Menggapai Ridha Allah dengan Doa di Sepertiga Malam
Dalam kehidupan seorang Muslim, doa adalah senjata utama dan penghubung paling dekat antara hamba dengan Tuhannya. Di antara sekian banyak waktu yang dianjurkan untuk berdoa, ada satu waktu istimewa yang disebut sebagai waktu mustajab, yaitu sepertiga malam terakhir.
Rasulullah ﷺ bersabda:
“Rabb kita Tabaraka wa Ta’ala turun ke langit dunia pada setiap malam, ketika tersisa sepertiga malam terakhir.
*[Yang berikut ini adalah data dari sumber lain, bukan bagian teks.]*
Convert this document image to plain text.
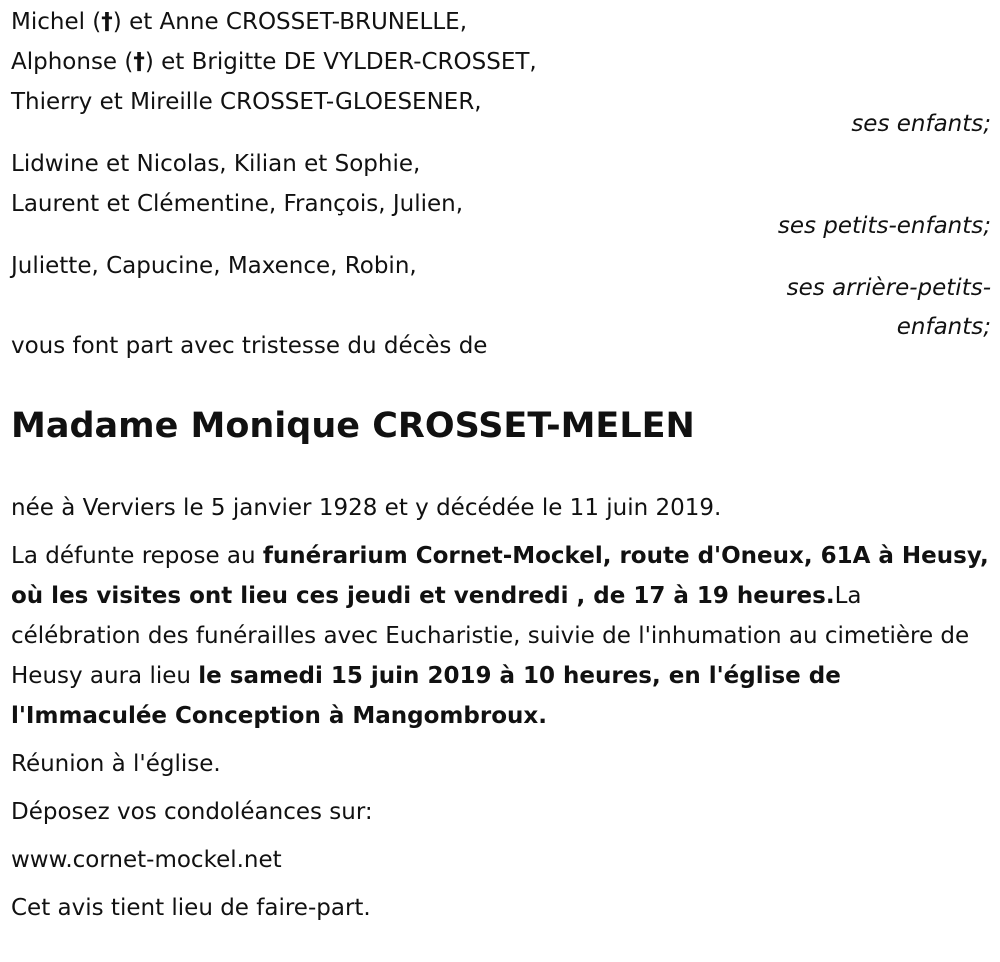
Michel (†) et Anne CROSSET-BRUNELLE,
Alphonse (†) et Brigitte DE VYLDER-CROSSET,
Thierry et Mireille CROSSET-GLOESENER,
ses enfants;
Lidwine et Nicolas, Kilian et Sophie,
Laurent et Clémentine, François, Julien,
ses petits-enfants;
Juliette, Capucine, Maxence, Robin,
ses arrière-petits-
enfants;
vous font part avec tristesse du décès de
Madame Monique CROSSET-MELEN

née à Verviers le 5 janvier 1928 et y décédée le 11 juin 2019.

La défunte repose au funérarium Cornet-Mockel, route d'Oneux, 61A à Heusy, où les visites ont lieu ces jeudi et vendredi , de 17 à 19 heures.La célébration des funérailles avec Eucharistie, suivie de l'inhumation au cimetière de Heusy aura lieu le samedi 15 juin 2019 à 10 heures, en l'église de l'Immaculée Conception à Mangombroux.

Réunion à l'église.

Déposez vos condoléances sur:

www.cornet-mockel.net

Cet avis tient lieu de faire-part.
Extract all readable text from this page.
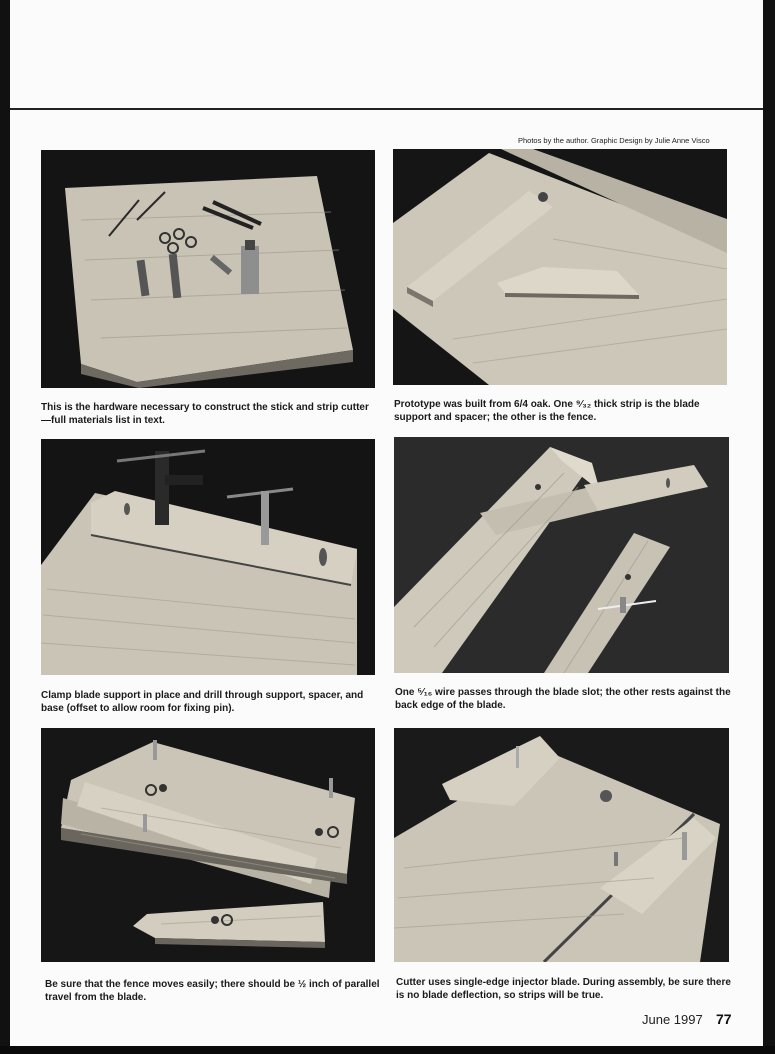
Photos by the author. Graphic Design by Julie Anne Visco
This is the hardware necessary to construct the stick and strip cutter—full materials list in text.
Prototype was built from 6/4 oak. One ⁹⁄₃₂ thick strip is the blade support and spacer; the other is the fence.
Clamp blade support in place and drill through support, spacer, and base (offset to allow room for fixing pin).
One ⁵⁄₁₆ wire passes through the blade slot; the other rests against the back edge of the blade.
Be sure that the fence moves easily; there should be ½ inch of parallel travel from the blade.
Cutter uses single-edge injector blade. During assembly, be sure there is no blade deflection, so strips will be true.
June 1997 77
Dia berfirman: ‘Siapa yang berdoa kepada-Ku, maka Aku akan mengabulkannya. Siapa yang meminta kepada-Ku, maka Aku akan memberinya. Siapa yang memohon ampun kepada-Ku, maka Aku akan mengampuninya.’”
(HR. Bukhari dan Muslim)
Mengapa Sepertiga Malam Terakhir Begitu Istimewa?
- Waktu yang penuh ketenangan
Malam hari, terutama di sepertiga terakhir, suasana hening dan jauh dari hiruk-pikuk dunia. Kondisi ini membuat hati lebih mudah khusyuk dalam berdoa. - Waktu turunnya rahmat Allah
Rasulullah ﷺ menegaskan bahwa Allah membuka pintu rahmat-Nya di waktu ini, sehingga doa seorang hamba lebih mudah dikabulkan. - Meneladani kebiasaan Nabi ﷺ
Nabi Muhammad ﷺ rutin melakukan shalat malam (tahajud) dan berdoa di waktu ini. Beliau mencontohkan bahwa sepertiga malam terakhir adalah waktu terbaik untuk bermunajat.
Amalan yang Dianjurkan di Sepertiga Malam
- Shalat Tahajud, minimal dua rakaat.
- Memperbanyak doa, khususnya doa yang tulus dari hati.
- Istighfar, memohon ampunan atas dosa-dosa.
- Dzikir dan membaca Al-Qur’an, untuk menambah kedekatan dengan Allah.
Rahasia Doa Mustajab
Agar doa di sepertiga malam lebih mustajab, ada beberapa hal yang perlu diperhatikan:
- Ikhlas dan khusyuk dalam berdoa.
- Memuji Allah dan bershalawat sebelum menyampaikan hajat.
- Berdoa dengan penuh harap dan yakin bahwa Allah pasti mendengar.
- Menghindari doa yang tergesa-gesa, sebagaimana larangan Rasulullah ﷺ.
Sepertiga malam terakhir adalah anugerah besar dari Allah untuk hamba-hamba-Nya. Siapa pun yang memanfaatkan waktu ini dengan shalat, doa, dan istighfar, maka ia berada dalam momen paling dekat dengan Allah.
Semoga kita termasuk orang-orang yang mampu bangun di waktu mulia ini, sehingga doa-doa kita dikabulkan dan hati kita senantiasa diberi ketenangan oleh Allah Subhanahu wa Ta’ala.